Ein Mord, zwei Verhandlungstage, 529 Todesurteile: Das sind die wichtigsten Daten zu einem politischen Schauprozess, wie ihn das an politisierte Verfahren gewöhnte Ägypten noch nicht erlebt hat. In Rekordgeschwindigkeit verhängte ein Strafgericht in der ägyptischen Stadt Minja diese drakonischen Urteile gegen mutmaßliche Anhänger des im Juli 2013 gestürzten Präsidenten Mohammed Mursi.
Juristische Nebensächlichkeiten wie Befragung von Zeugen, Prüfung der Beweislage oder Anhörung der Verteidigung übersprang der Vorsitzende Richter dabei. Das Urteil – zu einem anderen Schluss kann man kaum kommen – stand offenbar schon vor Prozessbeginn fest, schließlich handelt es sich bei den Verurteilten um Muslimbrüder, und diese werden von Regierung und Medien in Ägypten seit Monaten pauschal als Terroristen abgestempelt.
Ob der Richter auf eigene Faust oder in Absprache mit der Regierung handelte, darüber kann nur spekuliert werden. Offen ist auch, ob die Todesurteile tatsächlich vollstreckt werden oder nicht. Die Verteidigung will das Urteil anfechten. Auch dürfte Druck aus dem Ausland die ägyptische Justiz zum Einlenken bewegen.

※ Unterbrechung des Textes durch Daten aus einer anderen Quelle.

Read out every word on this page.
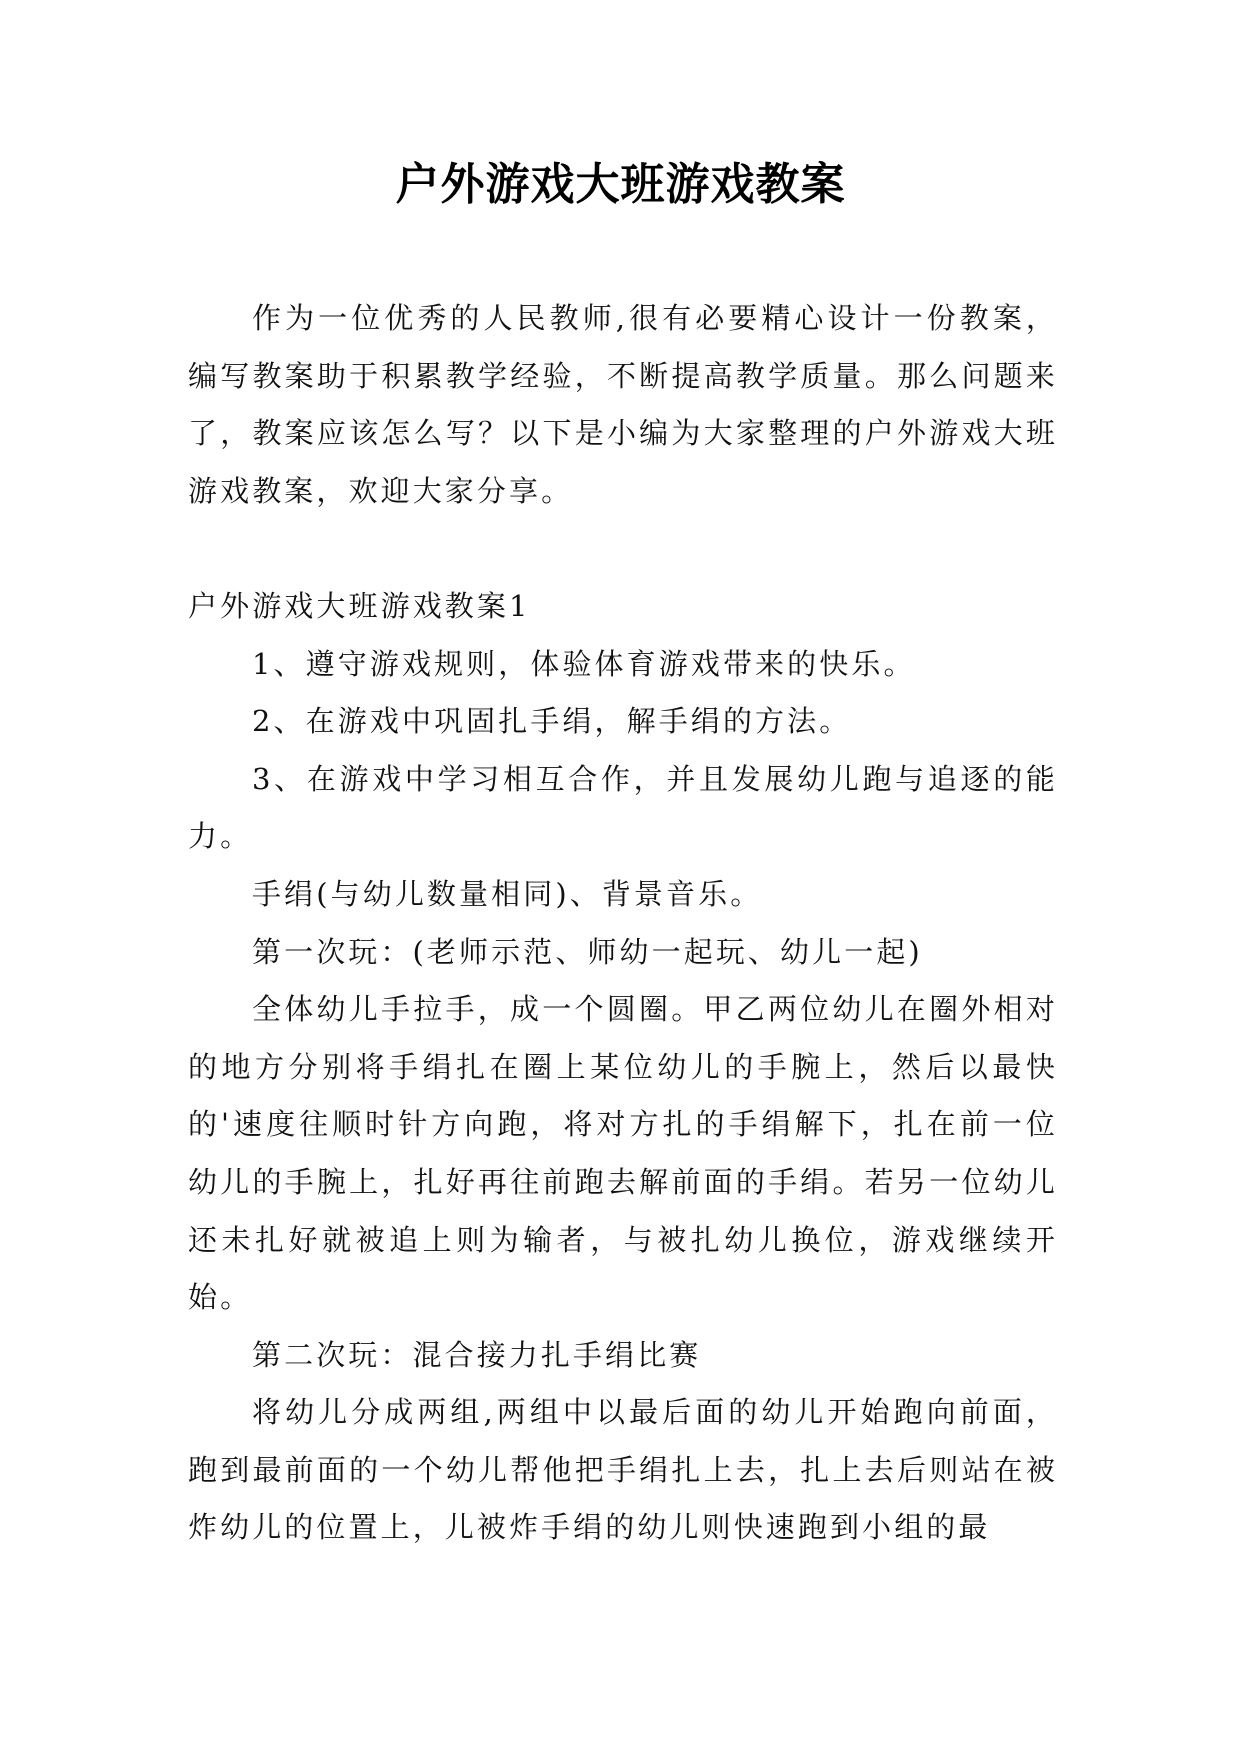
户外游戏大班游戏教案

作为一位优秀的人民教师,很有必要精心设计一份教案，编写教案助于积累教学经验，不断提高教学质量。那么问题来了，教案应该怎么写？以下是小编为大家整理的户外游戏大班游戏教案，欢迎大家分享。

户外游戏大班游戏教案1

1、遵守游戏规则，体验体育游戏带来的快乐。

2、在游戏中巩固扎手绢，解手绢的方法。

3、在游戏中学习相互合作，并且发展幼儿跑与追逐的能力。

手绢(与幼儿数量相同)、背景音乐。

第一次玩：(老师示范、师幼一起玩、幼儿一起)

全体幼儿手拉手，成一个圆圈。甲乙两位幼儿在圈外相对的地方分别将手绢扎在圈上某位幼儿的手腕上，然后以最快的'速度往顺时针方向跑，将对方扎的手绢解下，扎在前一位幼儿的手腕上，扎好再往前跑去解前面的手绢。若另一位幼儿还未扎好就被追上则为输者，与被扎幼儿换位，游戏继续开始。

第二次玩：混合接力扎手绢比赛

将幼儿分成两组,两组中以最后面的幼儿开始跑向前面，跑到最前面的一个幼儿帮他把手绢扎上去，扎上去后则站在被炸幼儿的位置上，儿被炸手绢的幼儿则快速跑到小组的最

So oder so sagt der Prozess viel über die Tunnelblickmentalität der derzeitigen Machthaber im Land am Nil aus. Diese setzen trotz (vielleicht auch gerade wegen) der explosiven Sicherheitslage in dem Land nicht auf Dialog, sondern auf eine vollständige Auslöschung des politischen Gegners. Neben der politischen Demontage zählt dazu auch die physische Vernichtung der Muslimbrüder, ob durch die Schießwut der Sicherheitskräfte oder durch die Urteile nach Rache dürstender Richter.
Unter dem Regime des ehemaligen ägyptischen Staatspräsidenten Hosni Mubarak hatte sich die ägyptische Justiz stets einen gewissen Grad an Unabhängigkeit bewahren können. Die zahlreichen politisierten Verfahren der vergangenen Wochen führen vor Augen, dass es damit jetzt vorbei ist. Regierungskritiker sprechen bereits offen von einem Kollaps des ägyptischen Rechtssystems. Für die Zukunft des Landes verheißt dies nichts Gutes.